Nur 13 Prozent bringen Verständnis auf - ORF kassiert 36 Millionen Euro

Wien (OTS) - Absolut kein Verständnis zeigen die Seher für die geplante Erhöhung der ORF-Gebühren. In einer Gallup-Umfrage für ÖSTERREICH (Sonntag-Ausgabe) lehnen 82 Prozent die Gebühren-Erhöhung ab. Nur 13 Prozent finden es in Ordnung, dass sie für das Programm mehr zahlen sollen.

ORF-Generalintendant Alexander Wrabetz möchte die Gebühren ab 1. Juni 2012 um sieben Prozent anheben. Die Bundesländer sind unterschiedlich betroffen: Oberösterreicher zahlen bisher 18,61 Euro, dann 19,78 Euro monatlich. Die Wiener müssen 24,51 Euro statt bisher 23,06 Euro hinlegen. Im Schnitt wird jeder Seher mit einem Euro pro Monat belastet. Das bringt dem ORF 36 Mio. Euro im Jahr.

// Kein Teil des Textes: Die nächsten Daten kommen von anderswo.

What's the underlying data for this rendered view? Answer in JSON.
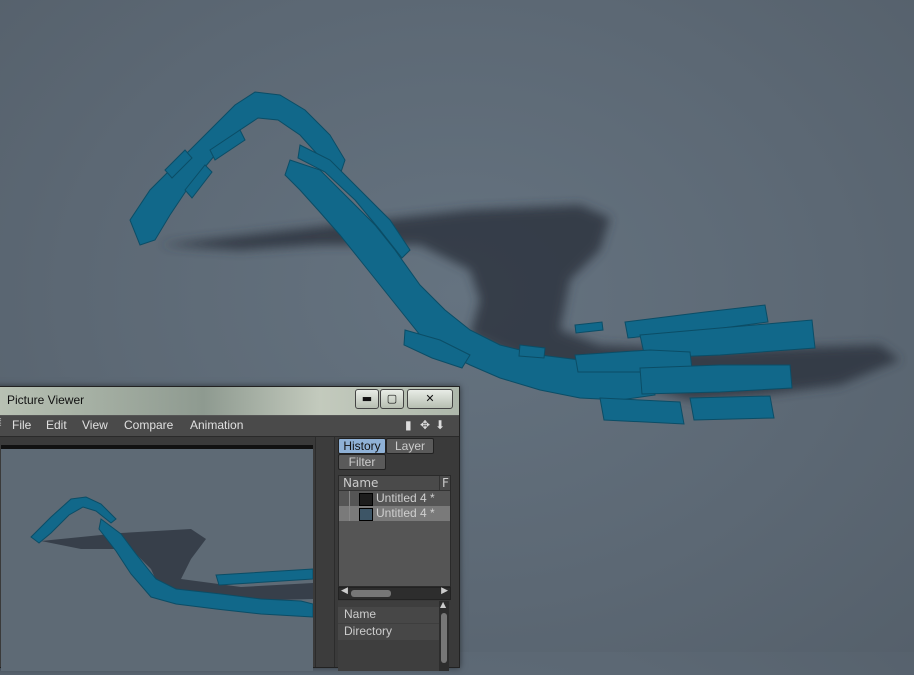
{
  "window": {
    "title": "Picture Viewer",
    "controls": {
      "minimize": "▬",
      "maximize": "▢",
      "close": "✕"
    }
  },
  "menu": {
    "items": [
      {
        "label": "File"
      },
      {
        "label": "Edit"
      },
      {
        "label": "View"
      },
      {
        "label": "Compare"
      },
      {
        "label": "Animation"
      }
    ]
  },
  "side_panel": {
    "tabs": {
      "history": "History",
      "layer": "Layer",
      "filter": "Filter"
    },
    "history": {
      "columns": {
        "name": "Name",
        "f": "F"
      },
      "rows": [
        {
          "label": "Untitled 4 *",
          "selected": false
        },
        {
          "label": "Untitled 4 *",
          "selected": true
        }
      ]
    },
    "info": {
      "name_label": "Name",
      "directory_label": "Directory"
    }
  },
  "colors": {
    "accent_object": "#11688a",
    "viewport_bg": "#5f6b77",
    "tab_active": "#8fb1d6"
  },
  "icons": {
    "toolbar": [
      "panel-toggle-icon",
      "move-icon",
      "download-arrow-icon"
    ]
  }
}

Anders als seine Seher hält Wrabetz die Anpassung für "zumutbar". Sie liege deutlich unter der Inflationsanpassung der vergangenen vier Jahre. Der Wrabetz-Antrag muss im Dezember im Stiftungsrat angenommen werden. Die Stimmen von SPÖ und ÖVP gelten aber als fix.